The ripping apart of a soul doesn’t ever go away, it’s never forgotten. It’s as much a reality as my birthday, only worse. Even if I never knew the date of my birth, it would still be there and no matter what technique I employed, it wouldn’t ever go away or be forgotten. You don’t think about your birthday every day of the year, but there are times you do and especially close to the date. It’s like that with trauma. And so it is in my life. The abuse can’t be erased or forgotten, and while I’ve forgiven, I’m not healed.
I was wrong.
And I’ll probably lose some friends over this, but I’ve lost friends before. My story is always honest, if nothing else.

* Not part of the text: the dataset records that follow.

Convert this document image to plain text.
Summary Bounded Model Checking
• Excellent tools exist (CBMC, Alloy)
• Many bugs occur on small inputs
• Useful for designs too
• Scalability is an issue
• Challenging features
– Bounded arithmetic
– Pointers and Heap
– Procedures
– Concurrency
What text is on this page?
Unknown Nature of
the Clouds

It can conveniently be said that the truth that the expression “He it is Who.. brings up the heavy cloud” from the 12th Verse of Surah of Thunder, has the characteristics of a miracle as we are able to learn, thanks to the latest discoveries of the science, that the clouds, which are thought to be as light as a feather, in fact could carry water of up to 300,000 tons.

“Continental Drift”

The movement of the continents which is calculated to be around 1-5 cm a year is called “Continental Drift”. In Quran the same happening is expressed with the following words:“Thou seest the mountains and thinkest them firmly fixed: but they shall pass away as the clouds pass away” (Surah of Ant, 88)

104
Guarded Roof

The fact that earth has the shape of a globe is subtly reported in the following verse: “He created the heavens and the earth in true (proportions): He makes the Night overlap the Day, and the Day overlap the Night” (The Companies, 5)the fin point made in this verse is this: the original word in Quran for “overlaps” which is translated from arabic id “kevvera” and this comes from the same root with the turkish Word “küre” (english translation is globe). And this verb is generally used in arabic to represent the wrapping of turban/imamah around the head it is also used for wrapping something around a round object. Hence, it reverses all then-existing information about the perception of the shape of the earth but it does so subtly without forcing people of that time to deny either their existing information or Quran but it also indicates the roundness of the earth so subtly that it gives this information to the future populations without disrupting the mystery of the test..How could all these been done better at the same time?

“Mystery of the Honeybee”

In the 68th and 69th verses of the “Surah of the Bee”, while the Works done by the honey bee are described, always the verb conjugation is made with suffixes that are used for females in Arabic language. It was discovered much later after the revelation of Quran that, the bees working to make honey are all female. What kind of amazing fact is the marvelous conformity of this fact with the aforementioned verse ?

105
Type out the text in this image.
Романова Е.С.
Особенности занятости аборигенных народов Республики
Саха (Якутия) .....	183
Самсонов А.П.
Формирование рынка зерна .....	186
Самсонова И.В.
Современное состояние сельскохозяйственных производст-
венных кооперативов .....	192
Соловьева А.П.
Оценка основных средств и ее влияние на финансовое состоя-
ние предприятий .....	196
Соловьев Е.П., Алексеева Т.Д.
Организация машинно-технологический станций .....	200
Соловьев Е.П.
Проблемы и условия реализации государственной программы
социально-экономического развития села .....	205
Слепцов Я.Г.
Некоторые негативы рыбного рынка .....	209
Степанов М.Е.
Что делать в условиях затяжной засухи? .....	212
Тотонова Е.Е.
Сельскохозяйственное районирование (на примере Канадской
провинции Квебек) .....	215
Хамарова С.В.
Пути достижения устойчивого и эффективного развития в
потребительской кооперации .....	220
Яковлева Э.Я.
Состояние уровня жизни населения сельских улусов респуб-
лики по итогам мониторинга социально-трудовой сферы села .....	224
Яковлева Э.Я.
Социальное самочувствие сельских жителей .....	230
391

Last year I talked a lot about God and Jesus. I came from a disgruntled question-asker’s place. I knew there had to be more than what American Evangelicals preached, but didn’t know how to reconcile my truth with the low vibration I was surrounded with in “the church.”
I kept comparing my abuse history with things the church did/does and how it all looked like abuse to me. For example, people who call themselves Christians say with their mouths that that Jesus loves everyone, but they discriminate constantly. (hint: that’s not love.) But the things Jesus did/said resonated with me and I do believe he is Love, just as God is Love. Today I understand this more as: there is no fear but the fear we create. Love is all that exists once we stop creating fear.
When I learned that, I realized that I was never separated from God–Jesus–Spirit–Source–the Universe.
I was never separated.
It’s a quantum physics, multi-verse realm from here on out. Which means, I’m not sure if I can even explain (yet) what I’m experiencing. If I am part spirit (which I am) that means I’m part eternal (which I am) but I reside in an earthly body and have access to the things of the body (flesh) as well as the things of the spirit (eternal.) In accessing things of the spirit, I am privy to the universe that knows no limits of time, therefore, I have access to all things (that we know of as) time–past, present, and future. Which means healing can (and does) occur on a whole new level…the level of spirit.
For me that all means that I had to “visit” the spirit realm with the help of a spirit guide to come to an understanding (or awakening.)
I’ve learned a lot about energy. Energy is transferred.